Considérant ce qui suit :
1. M. et Mme F... sont propriétaires d'une maison d'habitation, située place du général Leclerc à Nesle (Somme), qui s'est partiellement effondrée à la suite de la rupture d'une canalisation d'eau potable le 23 janvier 2009 à proximité de leur immeuble. Le tribunal administratif d'Amiens, par jugement du 15 mai 2018, a mis hors de cause la société d'aménagement urbain et rural et la compagnie de services et d'environnement, a condamné solidairement le syndicat intercommunal d'eau potable du Santerre et la société nantaise des eaux services à verser une somme de 38 935 euros à la société Gan assurances IARD, subrogée dans les droits de M. et Mme F..., a condamné le syndicat intercommunal d'eau potable du Santerre à garantir la société nantaise des eaux services à hauteur de 65 % et la société nantaise des eaux services à garantir le syndicat intercommunal d'eau potable du Santerre à hauteur de 35 %, et a rejeté les conclusions de la société Gan assurances IARD tendant au remboursement des frais d'expertise. La société Gan assurances IARD interjette appel de ce jugement en tant qu'il n'a pas fait droit à l'intégralité de sa demande. La société nantaise des eaux services interjette appel incident de ce jugement en tant qu'il a refusé de l'exonérer totalement de sa responsabilité. Le syndicat intercommunal d'eau potable du Santerre conclut à l'annulation du jugement et au rejet de la demande présentée par la société Gan assurances IARD à son encontre.
Sur la responsabilité :
2. Le maître de l'ouvrage est responsable, même en l'absence de faute, des dommages que les ouvrages publics dont il a la garde peuvent causer aux tiers tant en raison de leur existence que de leur fonctionnement. Il ne peut dégager sa responsabilité que s'il établit que ces dommages résultent de la faute de la victime ou d'un cas de force majeure. Ces tiers ne sont pas tenus de démontrer le caractère grave et spécial du préjudice qu'ils subissent lorsque le dommage présente un caractère accidentel.

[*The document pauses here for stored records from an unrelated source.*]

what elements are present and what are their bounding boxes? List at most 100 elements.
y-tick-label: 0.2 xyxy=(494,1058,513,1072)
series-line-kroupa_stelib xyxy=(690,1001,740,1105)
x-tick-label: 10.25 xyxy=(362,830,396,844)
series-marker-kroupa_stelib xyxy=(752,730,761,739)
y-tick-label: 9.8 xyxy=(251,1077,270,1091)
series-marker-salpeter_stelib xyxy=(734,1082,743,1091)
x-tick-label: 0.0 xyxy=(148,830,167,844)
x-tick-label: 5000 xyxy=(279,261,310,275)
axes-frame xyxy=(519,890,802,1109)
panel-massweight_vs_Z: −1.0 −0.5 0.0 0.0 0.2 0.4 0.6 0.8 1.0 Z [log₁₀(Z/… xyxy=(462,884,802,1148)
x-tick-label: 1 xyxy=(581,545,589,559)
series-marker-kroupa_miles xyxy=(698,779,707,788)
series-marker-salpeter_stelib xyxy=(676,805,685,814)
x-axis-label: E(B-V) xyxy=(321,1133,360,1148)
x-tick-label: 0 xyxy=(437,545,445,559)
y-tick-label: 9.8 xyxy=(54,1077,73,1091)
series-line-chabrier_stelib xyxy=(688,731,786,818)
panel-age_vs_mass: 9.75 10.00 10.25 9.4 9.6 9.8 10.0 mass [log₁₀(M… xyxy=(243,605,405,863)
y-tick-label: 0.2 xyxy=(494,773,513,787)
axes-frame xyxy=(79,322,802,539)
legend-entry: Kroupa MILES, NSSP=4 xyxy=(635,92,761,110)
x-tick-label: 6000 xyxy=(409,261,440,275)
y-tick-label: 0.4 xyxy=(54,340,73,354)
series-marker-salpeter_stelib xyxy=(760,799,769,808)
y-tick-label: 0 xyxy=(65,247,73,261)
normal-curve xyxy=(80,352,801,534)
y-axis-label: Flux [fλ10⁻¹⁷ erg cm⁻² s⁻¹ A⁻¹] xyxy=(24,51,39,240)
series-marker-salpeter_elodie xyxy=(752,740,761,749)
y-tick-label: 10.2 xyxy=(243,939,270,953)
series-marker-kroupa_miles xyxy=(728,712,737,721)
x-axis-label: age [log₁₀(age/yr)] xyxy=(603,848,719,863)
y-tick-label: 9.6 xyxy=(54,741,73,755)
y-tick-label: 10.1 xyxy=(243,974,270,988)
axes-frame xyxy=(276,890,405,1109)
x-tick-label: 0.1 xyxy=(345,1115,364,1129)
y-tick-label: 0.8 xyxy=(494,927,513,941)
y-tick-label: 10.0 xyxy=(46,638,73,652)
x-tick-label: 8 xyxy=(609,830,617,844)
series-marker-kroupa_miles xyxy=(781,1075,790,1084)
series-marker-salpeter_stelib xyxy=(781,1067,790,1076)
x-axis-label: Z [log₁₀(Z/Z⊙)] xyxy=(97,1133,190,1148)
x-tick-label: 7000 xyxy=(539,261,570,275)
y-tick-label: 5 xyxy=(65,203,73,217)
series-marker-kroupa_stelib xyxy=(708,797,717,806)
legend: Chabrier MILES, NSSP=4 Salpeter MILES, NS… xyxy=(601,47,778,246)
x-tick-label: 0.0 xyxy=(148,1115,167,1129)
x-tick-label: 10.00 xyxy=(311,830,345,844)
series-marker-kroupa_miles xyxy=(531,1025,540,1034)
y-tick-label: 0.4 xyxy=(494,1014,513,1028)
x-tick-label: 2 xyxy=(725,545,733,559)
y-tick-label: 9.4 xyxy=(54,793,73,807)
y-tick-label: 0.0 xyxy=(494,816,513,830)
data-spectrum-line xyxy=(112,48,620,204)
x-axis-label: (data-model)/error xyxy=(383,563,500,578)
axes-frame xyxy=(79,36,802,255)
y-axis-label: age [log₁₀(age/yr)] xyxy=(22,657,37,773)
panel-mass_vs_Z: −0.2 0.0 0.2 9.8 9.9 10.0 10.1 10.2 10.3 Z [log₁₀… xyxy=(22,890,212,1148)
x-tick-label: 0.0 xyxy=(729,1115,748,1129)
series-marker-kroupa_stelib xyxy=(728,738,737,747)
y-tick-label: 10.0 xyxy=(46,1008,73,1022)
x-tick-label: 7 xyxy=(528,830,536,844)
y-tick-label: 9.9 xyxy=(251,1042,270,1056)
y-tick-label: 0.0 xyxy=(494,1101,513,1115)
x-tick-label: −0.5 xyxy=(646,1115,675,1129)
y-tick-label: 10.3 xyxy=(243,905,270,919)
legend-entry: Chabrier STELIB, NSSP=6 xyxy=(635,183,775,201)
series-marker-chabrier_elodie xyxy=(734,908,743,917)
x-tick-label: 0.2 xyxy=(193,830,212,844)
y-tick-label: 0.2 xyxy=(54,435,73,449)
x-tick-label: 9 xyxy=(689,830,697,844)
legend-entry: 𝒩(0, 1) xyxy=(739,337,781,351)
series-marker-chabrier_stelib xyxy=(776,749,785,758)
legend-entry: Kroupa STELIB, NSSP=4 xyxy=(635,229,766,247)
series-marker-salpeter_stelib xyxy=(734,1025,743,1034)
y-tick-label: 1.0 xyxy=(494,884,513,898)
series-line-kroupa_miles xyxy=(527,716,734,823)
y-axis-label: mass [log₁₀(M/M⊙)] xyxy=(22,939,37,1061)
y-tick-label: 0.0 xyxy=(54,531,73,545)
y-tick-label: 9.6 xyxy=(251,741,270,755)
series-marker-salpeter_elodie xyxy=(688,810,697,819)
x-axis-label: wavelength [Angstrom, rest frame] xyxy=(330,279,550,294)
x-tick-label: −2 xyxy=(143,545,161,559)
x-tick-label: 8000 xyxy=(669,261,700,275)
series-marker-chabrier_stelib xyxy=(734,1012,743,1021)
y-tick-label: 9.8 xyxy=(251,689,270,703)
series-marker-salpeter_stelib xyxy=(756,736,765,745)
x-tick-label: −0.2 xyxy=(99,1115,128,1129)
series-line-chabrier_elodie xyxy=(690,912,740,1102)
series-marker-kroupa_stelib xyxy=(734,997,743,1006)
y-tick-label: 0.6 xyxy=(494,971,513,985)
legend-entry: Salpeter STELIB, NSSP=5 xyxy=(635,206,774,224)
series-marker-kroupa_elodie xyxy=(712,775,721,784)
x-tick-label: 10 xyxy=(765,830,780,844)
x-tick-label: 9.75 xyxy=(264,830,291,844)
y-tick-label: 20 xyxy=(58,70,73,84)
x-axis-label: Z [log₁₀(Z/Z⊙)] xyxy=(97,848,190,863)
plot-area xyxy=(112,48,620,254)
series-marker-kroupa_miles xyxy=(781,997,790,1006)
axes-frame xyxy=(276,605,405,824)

3. Il résulte de l'instruction, et notamment du rapport de l'expertise ordonnée par le tribunal de grande instance de Péronne, que l'effondrement, partiel ou total de quatre immeubles, dont celui de M. et Mme F..., situé 22 place du général Leclerc à Nesle, est dû à la rupture, le 23 janvier 2009, d'une canalisation d'eau potable située dans l'emprise de la voie publique, rupture ayant provoqué une inondation des sols et sous-sols avec affouillement des terrains et déstabilisation des immeubles. Dans son rapport daté du 3 juin 2014, l'expert indique que la rupture de canalisation est due à la vétusté de l'installation, sans qu'aucun évènement de force majeure ne puisse être établi, et que, notamment, la présence d'une excavation souterraine préexistante qui serait à l'origine de la cassure de la canalisation par déstabilisation n'a pas été avérée. Il est, par suite, établi que les préjudices subis par M. et Mme F... sont directement et uniquement liés à l'ouvrage public constitué de la canalisation du réseau d'eau potable du syndicat intercommunal qui s'est rompue.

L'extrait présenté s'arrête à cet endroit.